Kudeejeen’s culinary heritage
This might be a place to simply slow down and take a wander, but there are also a few surprises tucked into the narrow lanes of Kudeejeen, many of which display street art by local students in a similar vein to the murals of Penang and elsewhere. Stop for a coffee at the tiny and irresistibly cute Thanusingha Bakery House (Kudeejeen Soi 7). It’s little more than a house with a tin roof, but it’s a great place for a breather and has a real community vibe, especially at weekends when locals pour in for a catch-up. It’s also one of only a handful of spots still making the famous local snack kanom farang kudeejeen, a muffin-like snack made to a Portuguese recipe that’s another hangover from the area’s past. Made of just sugar, flour and egg – plus a few raisins for a bit of bite – it’s a treat that’s crumbly on the inside and yet has a crisp and sugary edge. The muffins are made in-house – you can watch the production in action at the back of the shop – and are especially good when they’re fresh out of the oven and still warm.
What to see in and around Kudeejeen
Wat Kalaya’s striking white pillars make a real impression as you approach – open all day, it’s also worth visiting to see Bangkok’s largest sitting Buddha statue. The Santa Cruz church is often closed other than during services, but even then you can catch a glimpse of its beautiful stained glass windows through the open windows. Wat Prayoon is a particular favourite and worth a visit at night, when the chedi is spectacularly contrasted against the dark sky; come during the day and you can also feed its large turtle population. And mosques in the neighbourhood include Bang Luang, Tonson and Goowotin. All welcome visitors, and Goowotin mosque in particular has a beautifully serene riverside location, set in a former warehouse that could do with a tad more restoration but which looks utterly stunning in its decaying state.
From Kudeejeen, it’s just a short hop back across the river to stroll around the Pak Khlong Talat flower market. It’s also an easy, albeit hot, walk from Wat Prayoon to Wongwian Yai railway station, from where trains leave for Mahachai and onward to the Mae Klong railway market, and where a road beside the track makes it possible to take a pleasant 20-minute walk through an equally multicultural community to Talat Phlu station, passing mosques, Chinese shrines and railway communities along the way.
How to get to Kudeejeen
To get to Kudeejeen, take the Chaophaya river boat to the Yodpiman pier close to Pak Khlong Talat flower market, then take a cross-river ferry for three and a half baht from the Atsadang pier at the far end of the Yodpiman River Walk.
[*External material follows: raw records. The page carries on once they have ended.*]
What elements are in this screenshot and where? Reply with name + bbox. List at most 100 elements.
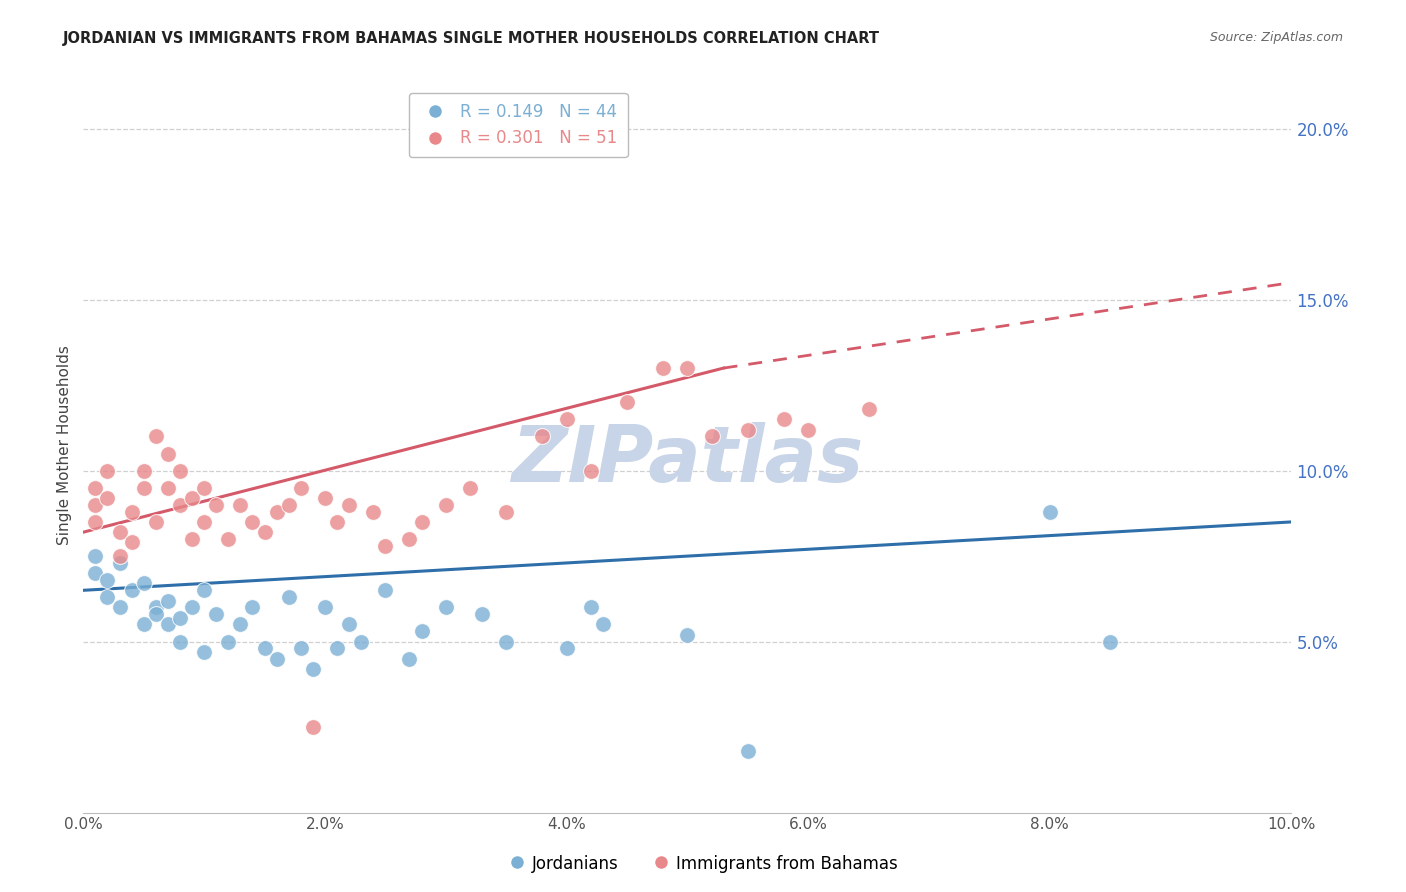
Point	[737, 423, 759, 437]
Point	[531, 429, 554, 443]
Point	[253, 641, 276, 656]
Point	[314, 600, 336, 615]
Point	[121, 583, 143, 598]
Point	[411, 515, 433, 529]
Point	[217, 634, 239, 648]
Point	[193, 515, 215, 529]
Point	[555, 412, 578, 426]
Point	[337, 617, 360, 632]
Point	[797, 423, 820, 437]
Point	[108, 549, 131, 563]
Point	[84, 498, 107, 512]
Point	[145, 607, 167, 622]
Point	[193, 583, 215, 598]
Point	[350, 634, 373, 648]
Point	[169, 610, 191, 624]
Point	[858, 402, 880, 417]
Point	[579, 464, 602, 478]
Point	[169, 464, 191, 478]
Point	[411, 624, 433, 639]
Point	[579, 600, 602, 615]
Point	[700, 429, 723, 443]
Point	[156, 593, 179, 607]
Text: Source: ZipAtlas.com: Source: ZipAtlas.com	[1209, 31, 1343, 45]
Point	[121, 535, 143, 549]
Point	[205, 498, 228, 512]
Point	[676, 361, 699, 376]
Point	[314, 491, 336, 505]
Point	[132, 576, 155, 591]
Point	[737, 744, 759, 758]
Point	[302, 720, 325, 734]
Point	[1099, 634, 1122, 648]
Point	[290, 481, 312, 495]
Point	[1039, 505, 1062, 519]
Point	[434, 600, 457, 615]
Point	[132, 617, 155, 632]
Point	[277, 590, 299, 604]
Point	[145, 515, 167, 529]
Point	[145, 600, 167, 615]
Point	[193, 645, 215, 659]
Point	[374, 539, 396, 553]
Point	[132, 464, 155, 478]
Point	[96, 464, 118, 478]
Y-axis label: Single Mother Households: Single Mother Households	[58, 345, 72, 545]
Point	[773, 412, 796, 426]
Point	[193, 481, 215, 495]
Point	[108, 556, 131, 570]
Point	[181, 532, 204, 546]
Point	[495, 505, 517, 519]
Text: ZIPatlas: ZIPatlas	[512, 422, 863, 498]
Point	[326, 515, 349, 529]
Text: JORDANIAN VS IMMIGRANTS FROM BAHAMAS SINGLE MOTHER HOUSEHOLDS CORRELATION CHART: JORDANIAN VS IMMIGRANTS FROM BAHAMAS SIN…	[63, 31, 880, 46]
Point	[96, 573, 118, 587]
Point	[156, 617, 179, 632]
Point	[145, 429, 167, 443]
Point	[253, 525, 276, 540]
Point	[156, 481, 179, 495]
Point	[96, 491, 118, 505]
Point	[616, 395, 638, 409]
Point	[96, 590, 118, 604]
Point	[374, 583, 396, 598]
Point	[326, 641, 349, 656]
Point	[290, 641, 312, 656]
Point	[398, 651, 420, 665]
Point	[592, 617, 614, 632]
Point	[205, 607, 228, 622]
Point	[434, 498, 457, 512]
Point	[84, 566, 107, 581]
Point	[108, 525, 131, 540]
Point	[121, 505, 143, 519]
Point	[84, 481, 107, 495]
Point	[132, 481, 155, 495]
Point	[169, 498, 191, 512]
Point	[266, 505, 288, 519]
Point	[361, 505, 384, 519]
Point	[242, 600, 264, 615]
Legend: Jordanians, Immigrants from Bahamas: Jordanians, Immigrants from Bahamas	[502, 848, 904, 880]
Point	[242, 515, 264, 529]
Point	[277, 498, 299, 512]
Point	[471, 607, 494, 622]
Point	[181, 600, 204, 615]
Legend: R = 0.149   N = 44, R = 0.301   N = 51: R = 0.149 N = 44, R = 0.301 N = 51	[409, 93, 627, 158]
Point	[652, 361, 675, 376]
Point	[108, 600, 131, 615]
Point	[495, 634, 517, 648]
Point	[169, 634, 191, 648]
Point	[84, 549, 107, 563]
Point	[458, 481, 481, 495]
Point	[217, 532, 239, 546]
Point	[229, 498, 252, 512]
Point	[181, 491, 204, 505]
Point	[337, 498, 360, 512]
Point	[229, 617, 252, 632]
Point	[266, 651, 288, 665]
Point	[84, 515, 107, 529]
Point	[676, 628, 699, 642]
Point	[302, 662, 325, 676]
Point	[398, 532, 420, 546]
Point	[555, 641, 578, 656]
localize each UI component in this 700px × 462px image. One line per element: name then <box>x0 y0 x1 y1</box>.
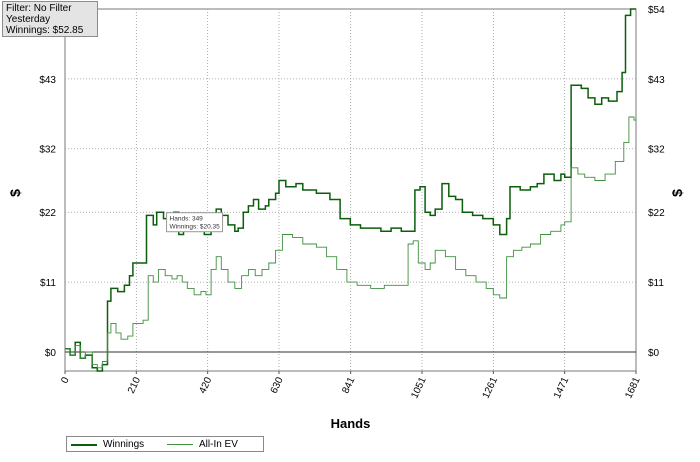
x-tick-label: 1681 <box>623 375 643 400</box>
x-tick-label: 841 <box>340 375 357 395</box>
winnings-label: Winnings: $52.85 <box>6 25 84 36</box>
y-tick-label-right: $54 <box>648 5 665 16</box>
legend-label-winnings: Winnings <box>103 439 145 450</box>
y-tick-label-right: $0 <box>648 348 660 359</box>
legend-item-winnings: Winnings <box>71 439 144 450</box>
series-line-winnings <box>65 8 636 372</box>
legend-label-allin-ev: All-In EV <box>199 439 238 450</box>
y-tick-label-right: $32 <box>648 145 665 156</box>
x-tick-label: 630 <box>269 375 286 395</box>
x-tick-label: 420 <box>197 375 214 395</box>
x-tick-label: 0 <box>59 375 72 385</box>
y-tick-label-right: $22 <box>648 208 665 219</box>
y-tick-label-left: $0 <box>45 348 57 359</box>
y-tick-label-left: $22 <box>39 208 56 219</box>
y-axis-title-right: $ <box>669 189 685 197</box>
y-tick-label-right: $11 <box>648 278 664 289</box>
y-tick-label-left: $43 <box>39 75 56 86</box>
y-axis-title-left: $ <box>7 189 23 197</box>
y-tick-label-left: $32 <box>39 145 56 156</box>
series-layer <box>65 8 637 372</box>
filter-label: Filter: No Filter <box>6 3 72 14</box>
tooltip-winnings: Winnings: $20.35 <box>170 224 221 231</box>
x-tick-label: 210 <box>126 375 143 395</box>
legend-swatch-winnings <box>71 443 97 446</box>
y-tick-label-left: $11 <box>40 278 56 289</box>
x-tick-label: 1471 <box>552 375 572 400</box>
x-tick-label: 1051 <box>409 375 429 400</box>
tooltip-hands: Hands: 349 <box>170 216 204 223</box>
legend-item-allin-ev: All-In EV <box>167 439 238 450</box>
x-tick-label: 1261 <box>481 375 501 400</box>
period-label: Yesterday <box>6 14 51 25</box>
x-axis-title: Hands <box>331 416 371 431</box>
y-tick-label-right: $43 <box>648 75 665 86</box>
tooltip-box <box>166 212 224 233</box>
info-box: Filter: No Filter Yesterday Winnings: $5… <box>2 1 98 37</box>
series-line-allin-ev <box>65 116 637 369</box>
legend-swatch-allin-ev <box>167 444 193 445</box>
legend: Winnings All-In EV <box>66 436 264 452</box>
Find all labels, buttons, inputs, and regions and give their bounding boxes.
The ferry lands at the Wat Kalaya pier; a 30-second walk south along the riverfront (in the direction of Sathorn) brings you to Santa Cruz church. To explore the alleys of Kudeejeen, exit the plaza through the gates to the right-hand side as facing the church.
I first explored Kudeejeen as a guest of Expique on their Walks of Bangkok Diversity & Harmony walking tour, and I now work with Expique producing content for their blog and managing their social media channels. I have since returned to Kudeejeen at my own cost – all opinions are my own.